After my 2017 Moyamoya diagnosis, I didn't feel like part of my lung cancer community anymore. I was very isolated. In addition to incurable stage iv lung cancer, I had a second incurable disease that nobody else had or even heard of before. With that came a new set of symptoms, anxieties and feelings I didn't share or discuss with my lung cancer peers. I put myself in my own category, separate from my lung cancer friends and online support groups.
I searched online for support from the Moyamoya community. I was looking for the comradery I found before when diagnosed with a scary, incurable disease. I found I was an uncommon case. My Moyamoya was diagnosed without a neurological event like aneurysm or stroke. Because Moyamoya is so rare, the support group options were limited.
Most of the people posting in the Moyamoya groups are parents of small children and babies diagnosed with Moyamoya or adults that have experienced strokes or other neurological events that lead to their Moyamoya diagnosis. I couldn't relate to them on any level. I didn't feel like part of the that community either.
I was conflicted and alone with my thoughts, living with two incurable diseases. I was my own with no sense of community.
I felt even more isolated after my December 2017 stroke. Not only did I survive a hemorrhagic stroke, I recovered rapidly and continue to overcome my deficits. I was having a hard time relating to others and their stories.
My isolation and seperations were thoughts that manifested on their own with no particular experiences or situations to cause such feelings. I was having a period of time when I needed to feel 100% understood. But my Medical Apacolypse is so unique and complicated. I'm the only one living with this particular
combination of diseases and stroke deficits.

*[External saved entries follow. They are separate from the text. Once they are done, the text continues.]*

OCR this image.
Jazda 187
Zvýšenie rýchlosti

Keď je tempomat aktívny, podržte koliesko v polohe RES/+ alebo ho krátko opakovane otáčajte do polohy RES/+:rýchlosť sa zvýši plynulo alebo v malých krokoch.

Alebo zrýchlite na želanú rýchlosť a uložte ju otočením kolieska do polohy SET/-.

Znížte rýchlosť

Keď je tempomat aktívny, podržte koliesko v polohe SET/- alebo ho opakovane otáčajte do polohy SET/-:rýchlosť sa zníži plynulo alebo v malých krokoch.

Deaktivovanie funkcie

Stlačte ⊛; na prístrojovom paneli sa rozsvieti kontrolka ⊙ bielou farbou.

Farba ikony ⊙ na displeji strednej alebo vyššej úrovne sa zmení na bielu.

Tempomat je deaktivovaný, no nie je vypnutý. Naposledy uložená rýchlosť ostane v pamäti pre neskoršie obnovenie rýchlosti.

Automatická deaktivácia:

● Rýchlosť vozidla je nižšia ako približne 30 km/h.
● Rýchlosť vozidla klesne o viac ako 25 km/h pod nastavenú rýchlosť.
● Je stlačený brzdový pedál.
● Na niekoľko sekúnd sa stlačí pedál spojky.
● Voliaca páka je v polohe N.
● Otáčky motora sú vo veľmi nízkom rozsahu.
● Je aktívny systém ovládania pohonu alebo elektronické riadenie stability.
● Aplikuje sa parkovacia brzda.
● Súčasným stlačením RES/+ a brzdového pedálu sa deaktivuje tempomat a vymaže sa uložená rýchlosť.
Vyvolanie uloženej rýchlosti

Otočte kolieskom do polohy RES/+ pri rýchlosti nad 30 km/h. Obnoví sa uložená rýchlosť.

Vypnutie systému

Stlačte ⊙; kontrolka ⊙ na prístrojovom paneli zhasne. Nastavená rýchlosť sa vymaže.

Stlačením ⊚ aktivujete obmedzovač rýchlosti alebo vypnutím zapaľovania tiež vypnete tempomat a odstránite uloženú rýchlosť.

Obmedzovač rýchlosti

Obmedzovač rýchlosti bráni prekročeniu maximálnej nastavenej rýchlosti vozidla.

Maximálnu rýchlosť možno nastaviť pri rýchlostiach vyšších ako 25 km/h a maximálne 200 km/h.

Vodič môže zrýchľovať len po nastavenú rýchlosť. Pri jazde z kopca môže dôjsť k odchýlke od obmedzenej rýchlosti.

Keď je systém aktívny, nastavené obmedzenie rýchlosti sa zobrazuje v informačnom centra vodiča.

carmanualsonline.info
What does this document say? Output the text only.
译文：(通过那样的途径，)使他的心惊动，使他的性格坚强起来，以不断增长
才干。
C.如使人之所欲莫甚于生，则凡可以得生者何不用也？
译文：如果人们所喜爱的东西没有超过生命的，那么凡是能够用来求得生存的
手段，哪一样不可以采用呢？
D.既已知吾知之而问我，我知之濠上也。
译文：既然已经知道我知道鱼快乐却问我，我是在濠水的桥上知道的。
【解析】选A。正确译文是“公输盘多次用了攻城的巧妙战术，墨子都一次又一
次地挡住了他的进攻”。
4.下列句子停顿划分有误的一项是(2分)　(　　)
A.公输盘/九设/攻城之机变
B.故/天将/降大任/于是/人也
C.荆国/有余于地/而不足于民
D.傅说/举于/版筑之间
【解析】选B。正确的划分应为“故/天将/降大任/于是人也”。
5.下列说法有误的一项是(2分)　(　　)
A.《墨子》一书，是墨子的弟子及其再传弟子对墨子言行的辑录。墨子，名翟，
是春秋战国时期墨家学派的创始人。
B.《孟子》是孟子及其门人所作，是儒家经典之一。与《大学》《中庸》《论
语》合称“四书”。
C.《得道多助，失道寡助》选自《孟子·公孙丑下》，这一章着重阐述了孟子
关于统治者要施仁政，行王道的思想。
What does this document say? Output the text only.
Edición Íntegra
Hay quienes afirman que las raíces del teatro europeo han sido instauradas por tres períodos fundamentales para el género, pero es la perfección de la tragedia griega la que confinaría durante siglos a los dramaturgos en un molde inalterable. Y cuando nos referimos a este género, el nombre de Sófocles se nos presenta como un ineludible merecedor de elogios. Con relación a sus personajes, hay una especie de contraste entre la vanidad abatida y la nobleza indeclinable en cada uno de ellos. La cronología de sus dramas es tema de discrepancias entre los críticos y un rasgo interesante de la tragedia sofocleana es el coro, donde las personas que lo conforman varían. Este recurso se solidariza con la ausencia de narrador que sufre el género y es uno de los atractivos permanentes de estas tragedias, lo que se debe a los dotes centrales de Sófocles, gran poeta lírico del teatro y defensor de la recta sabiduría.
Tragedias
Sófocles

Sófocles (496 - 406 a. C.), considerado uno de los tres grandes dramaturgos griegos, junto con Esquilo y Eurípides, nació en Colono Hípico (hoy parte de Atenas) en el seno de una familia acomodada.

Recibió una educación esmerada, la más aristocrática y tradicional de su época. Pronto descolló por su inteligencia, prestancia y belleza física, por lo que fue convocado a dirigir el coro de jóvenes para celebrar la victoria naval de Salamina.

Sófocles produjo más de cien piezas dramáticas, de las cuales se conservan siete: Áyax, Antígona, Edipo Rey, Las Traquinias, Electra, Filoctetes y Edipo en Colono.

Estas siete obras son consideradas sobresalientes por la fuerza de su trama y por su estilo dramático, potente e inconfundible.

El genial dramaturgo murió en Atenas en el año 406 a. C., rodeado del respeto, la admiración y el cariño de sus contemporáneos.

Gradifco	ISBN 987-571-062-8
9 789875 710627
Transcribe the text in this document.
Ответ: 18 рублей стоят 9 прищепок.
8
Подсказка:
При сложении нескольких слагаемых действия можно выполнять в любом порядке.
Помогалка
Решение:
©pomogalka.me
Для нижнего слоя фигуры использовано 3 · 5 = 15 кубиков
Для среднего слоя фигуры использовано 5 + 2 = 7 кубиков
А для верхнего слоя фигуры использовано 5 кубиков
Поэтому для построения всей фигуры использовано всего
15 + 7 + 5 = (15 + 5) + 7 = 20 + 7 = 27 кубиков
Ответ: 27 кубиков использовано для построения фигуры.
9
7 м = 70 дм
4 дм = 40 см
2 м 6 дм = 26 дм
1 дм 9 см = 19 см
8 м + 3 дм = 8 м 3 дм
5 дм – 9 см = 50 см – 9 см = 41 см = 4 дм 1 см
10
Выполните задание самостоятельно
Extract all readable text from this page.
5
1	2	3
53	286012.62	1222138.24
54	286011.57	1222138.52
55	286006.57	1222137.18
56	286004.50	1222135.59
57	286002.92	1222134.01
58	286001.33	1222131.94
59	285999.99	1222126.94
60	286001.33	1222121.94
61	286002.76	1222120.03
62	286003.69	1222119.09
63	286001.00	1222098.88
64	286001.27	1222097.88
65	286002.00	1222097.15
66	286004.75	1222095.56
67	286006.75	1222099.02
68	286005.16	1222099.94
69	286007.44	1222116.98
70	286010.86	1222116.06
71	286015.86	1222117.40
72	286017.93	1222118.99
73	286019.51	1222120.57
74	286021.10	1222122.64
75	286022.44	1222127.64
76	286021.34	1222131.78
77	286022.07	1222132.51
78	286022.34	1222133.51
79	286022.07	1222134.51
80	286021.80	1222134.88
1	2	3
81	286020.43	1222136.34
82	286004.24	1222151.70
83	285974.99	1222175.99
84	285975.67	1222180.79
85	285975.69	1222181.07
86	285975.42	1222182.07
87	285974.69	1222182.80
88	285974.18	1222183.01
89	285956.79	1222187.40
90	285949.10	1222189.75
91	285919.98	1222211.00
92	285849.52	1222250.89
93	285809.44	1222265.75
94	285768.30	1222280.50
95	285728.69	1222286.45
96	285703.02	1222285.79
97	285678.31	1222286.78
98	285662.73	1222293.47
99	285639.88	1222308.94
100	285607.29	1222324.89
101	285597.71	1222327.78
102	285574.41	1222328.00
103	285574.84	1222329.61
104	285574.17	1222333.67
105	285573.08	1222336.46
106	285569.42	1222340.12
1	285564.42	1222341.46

The last couple of months have changed my thoughts. I have a new sense of self and a renewed sense of community, in all my communities. As I was feeling isolated, I found my stroke "twin" in an online stroke support group. We both had our strokes on the same day. We had similar outlooks and attitudes about stroke recovery. Together, we explored in person stroke support group options in Colorado Springs. Through this connection I found a brain injury/brain disease support group at Memorial Hospital. They meet once a month and each meeting has included guest speakers, tips and topics that I found helpful in my stroke recovery.
My twin connected me with another stroke survivor, Mike, in Colorado Springs. He's now my friend, my stroke brother. I follow his progress and accomplishments throughout his stroke recovery. Walking is an important exercise in both our recoveries. We recently cheered each other on during two different stroke walks. One in Denver, The Comeback Trail 5k for the National Stroke Association.
Heart and Stroke 5k Walk for the American Heart Association.
I was able to attend the Lungevity Hope Summit in Washington DC at the end of April 2018. I was awarded a full travel scholarship thanks to the donations from my Hope Summit Survivor Challenge.
The trip to DC for Hope Summit was quite an accomplishment. I utilized the airport wheelchair assistance program, by myself, for the first time. That was helpful. I was able to get to my gates and make my connecting flight at O'Hare on time without any troubles. Navigating in unknown territory is a challenge with my vision, cognitive and executive thinking deficits.
The Hope Summit trip was very important to me. I needed to be with my tribe and get my sense of connection back with my lung cancer community. Not only did I get that connection back,
Although my Medical Apacolypse is a combination of many things, I'm learning I'm not alone. I can break it down to my individual diseases and deficits and reach out to those individual communities.
And on some days, like May 6, 2018, all those communities will collide. May 6 was World Moyamoya Day. I walked the Comeback Trail Stroke Walk with stroke survivor, Mike, and lung cancer survivor, Ali.